In the afternoon, the 115 voting cardinals of the Roman Catholic church, those under 80 years old, enter the Sistine Chapel where each will take an oath of secrecy.

The penalty: automatic excommunication.

After the oath -- preparations are made for the election -- taken by secret ballot.

Lots are drawn to select three cardinals who will help collect ballots: three more cardinals to count the votes and three others to review the results.

Printed on the ballots -- the words: "eligo in summum pontificem," -- meaning "I elect as supreme pontiff."

Each elector writes the name of one candidate on the lower half of the ballot -- and folds it in half.

Cardinals are not allowed to vote for themselves.

Then, in order of seniority -- the cardinals take their ballots to the altar.

Each places a folded ballot on to a small disc and then the ballot is dropped into a chalice.

Once all the votes are cast, the ballots are tallied and the results are read aloud.

More than a two-thirds majority is needed to declare a winner, in this case 77-votes.

If there is no winner, there's another vote.

If there is still no winner, two more votes are scheduled for the afternoon.

Voting continues, up to four ballots each day until there's a winner.

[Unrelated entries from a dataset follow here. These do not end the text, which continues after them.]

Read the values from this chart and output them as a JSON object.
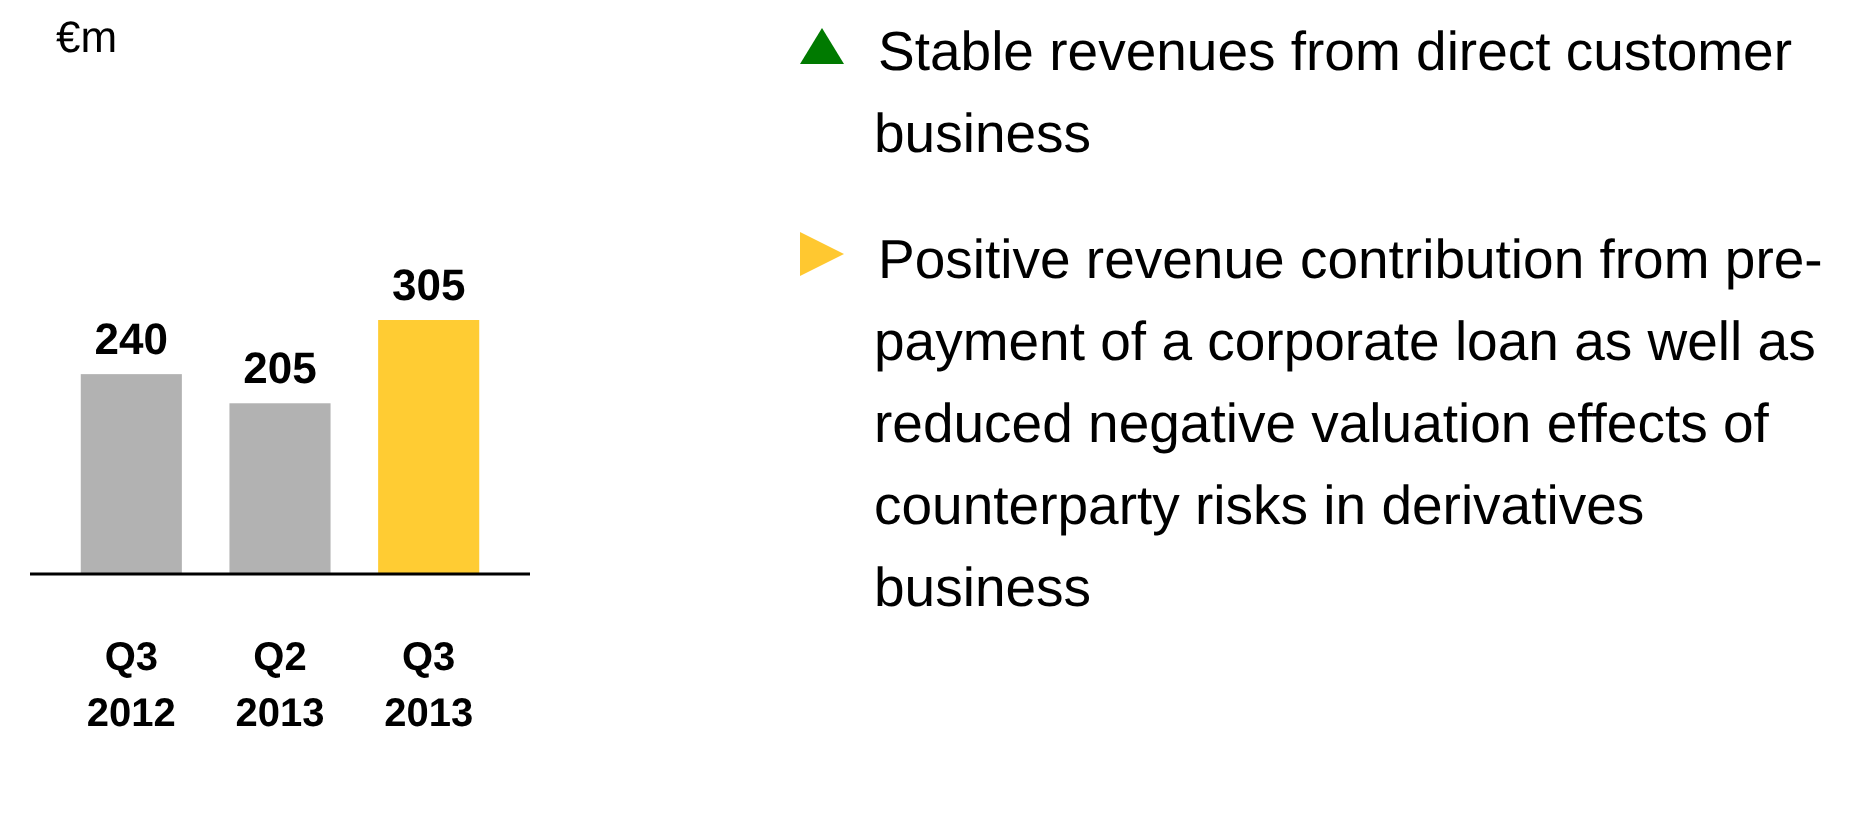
{
  "chart_data": {
    "type": "bar",
    "categories": [
      "Q3 2012",
      "Q2 2013",
      "Q3 2013"
    ],
    "values": [
      240,
      205,
      305
    ],
    "colors": [
      "#b2b2b2",
      "#b2b2b2",
      "#ffcc33"
    ],
    "data_labels": true,
    "annotations": [
      "€m",
      "Stable revenues from direct customer business",
      "Positive revenue contribution from pre-payment of a corporate loan as well as reduced negative valuation effects of counterparty risks in derivatives business"
    ]
  }
}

The ballots are burned after each session in an incinerator inside the chapel, sending off the most famous smoke signal in the world.

If there's no winner, they're burned with a chemical that gives off black smoke, telling the crowd waiting in St. Peter's Square that a new pope has not yet been selected.

When there is a winner the ballots are burned alone, giving off white smoke - a sign from the cardinals that they have chosen a new pope to lead the church.